O avanço mensal de 4,96% no Rio superou a média de diversas outras capitais e elevou o acumulado do ano para 9,58%. O impacto no orçamento é evidente: para adquirir os itens básicos, o trabalhador carioca que recebe o salário mínimo de R$ 1.621,00 precisou dedicar 117 horas e 48 minutos de sua jornada mensal apenas para a alimentação, um aumento considerável frente às 112 horas registradas em fevereiro.
Os vilões do prato no Rio
O levantamento aponta que nove dos 13 produtos da cesta básica tiveram alta no Rio de Janeiro. O tomate foi o grande vilão, com uma disparada de 30,59% no mês. No acumulado entre dezembro de 2025 e março de 2026, o preço do tomate no Rio apresenta uma alta astronômica de 123,06%.
Outros itens que pressionaram o orçamento foram a batata (17,91%), o feijão preto (4,42%) e o leite integral (4,18%).
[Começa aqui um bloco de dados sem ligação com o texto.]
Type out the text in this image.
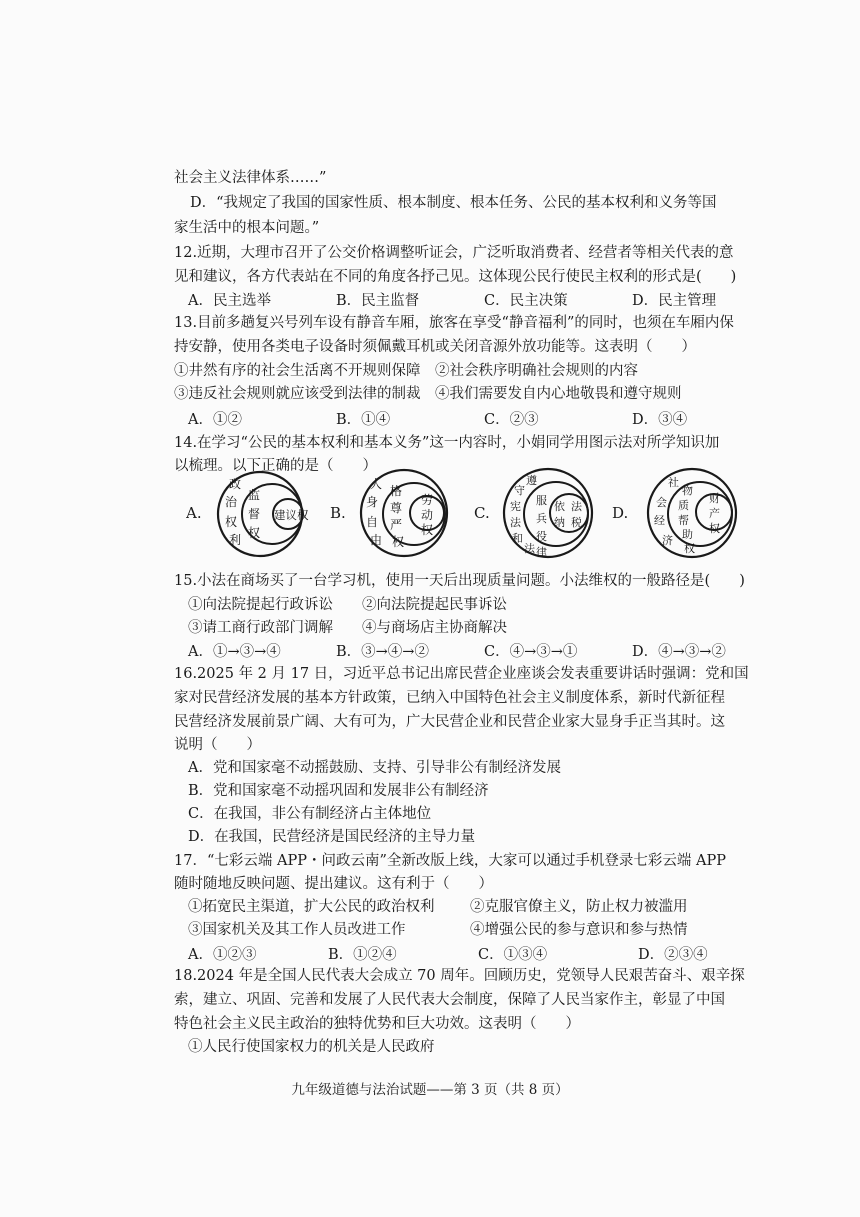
社会主义法律体系……”
D．“我规定了我国的国家性质、根本制度、根本任务、公民的基本权利和义务等国
家生活中的根本问题。”
12.近期，大理市召开了公交价格调整听证会，广泛听取消费者、经营者等相关代表的意
见和建议，各方代表站在不同的角度各抒己见。这体现公民行使民主权利的形式是(　　)
A．民主选举	B．民主监督	C．民主决策	D．民主管理
13.目前多趟复兴号列车设有静音车厢，旅客在享受“静音福利”的同时，也须在车厢内保
持安静，使用各类电子设备时须佩戴耳机或关闭音源外放功能等。这表明（　　）
①井然有序的社会生活离不开规则保障　②社会秩序明确社会规则的内容
③违反社会规则就应该受到法律的制裁　④我们需要发自内心地敬畏和遵守规则
A．①②	B．①④	C．②③	D．③④
14.在学习“公民的基本权利和基本义务”这一内容时，小娟同学用图示法对所学知识加
以梳理。以下正确的是（　　）
A.
政
治
权
利
监
督
权
建议权 B.
人
身
自
由
格
尊
严
权
劳
动
权
C.
遵
守
宪
法
和
法 律
服
兵
役
依 法
纳 税
D.
社
会
经
济
物
质
帮
助
权
财
产
权
15.小法在商场买了一台学习机，使用一天后出现质量问题。小法维权的一般路径是(　　)
①向法院提起行政诉讼　　②向法院提起民事诉讼
③请工商行政部门调解　　④与商场店主协商解决
A．①→③→④	B．③→④→②	C．④→③→①	D．④→③→②
16.2025 年 2 月 17 日，习近平总书记出席民营企业座谈会发表重要讲话时强调：党和国
家对民营经济发展的基本方针政策，已纳入中国特色社会主义制度体系，新时代新征程
民营经济发展前景广阔、大有可为，广大民营企业和民营企业家大显身手正当其时。这
说明（　　）
A．党和国家毫不动摇鼓励、支持、引导非公有制经济发展
B．党和国家毫不动摇巩固和发展非公有制经济
C．在我国，非公有制经济占主体地位
D．在我国，民营经济是国民经济的主导力量
17．“七彩云端 APP・问政云南”全新改版上线，大家可以通过手机登录七彩云端 APP
随时随地反映问题、提出建议。这有利于（　　）
①拓宽民主渠道，扩大公民的政治权利 ②克服官僚主义，防止权力被滥用
③国家机关及其工作人员改进工作	④增强公民的参与意识和参与热情
A．①②③	B．①②④	C．①③④	D．②③④
18.2024 年是全国人民代表大会成立 70 周年。回顾历史，党领导人民艰苦奋斗、艰辛探
索，建立、巩固、完善和发展了人民代表大会制度，保障了人民当家作主，彰显了中国
特色社会主义民主政治的独特优势和巨大功效。这表明（　　）
①人民行使国家权力的机关是人民政府
九年级道德与法治试题——第 3 页（共 8 页）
Segundo a análise técnica, as “chuvas atrapalharam a colheita e reduziram a oferta” da batata e do tomate, enquanto o feijão sofreu com a “restrição de oferta, por dificuldades na colheita”.
Por outro lado, o café em pó (-3,16%), o arroz agulhinha (-2,63%) e o açúcar refinado (-0,74%) deram um leve respiro ao consumidor, registrando queda de preços no último mês.
Descompasso com o salário mínimo
Segundo o levantamento, o custo de vida alimentar no Rio de Janeiro exige que o trabalhador comprometa, após os descontos previdenciários, 57,89% de sua renda líquida apenas com a cesta básica.
A nível nacional, o cenário é igualmente desafiador. O DIEESE calcula que o salário mínimo necessário para manter uma família de quatro pessoas em março de 2026 deveria ter sido de R$ 7.425,99,montante que representa 4,58 vezes o piso nacional vigente.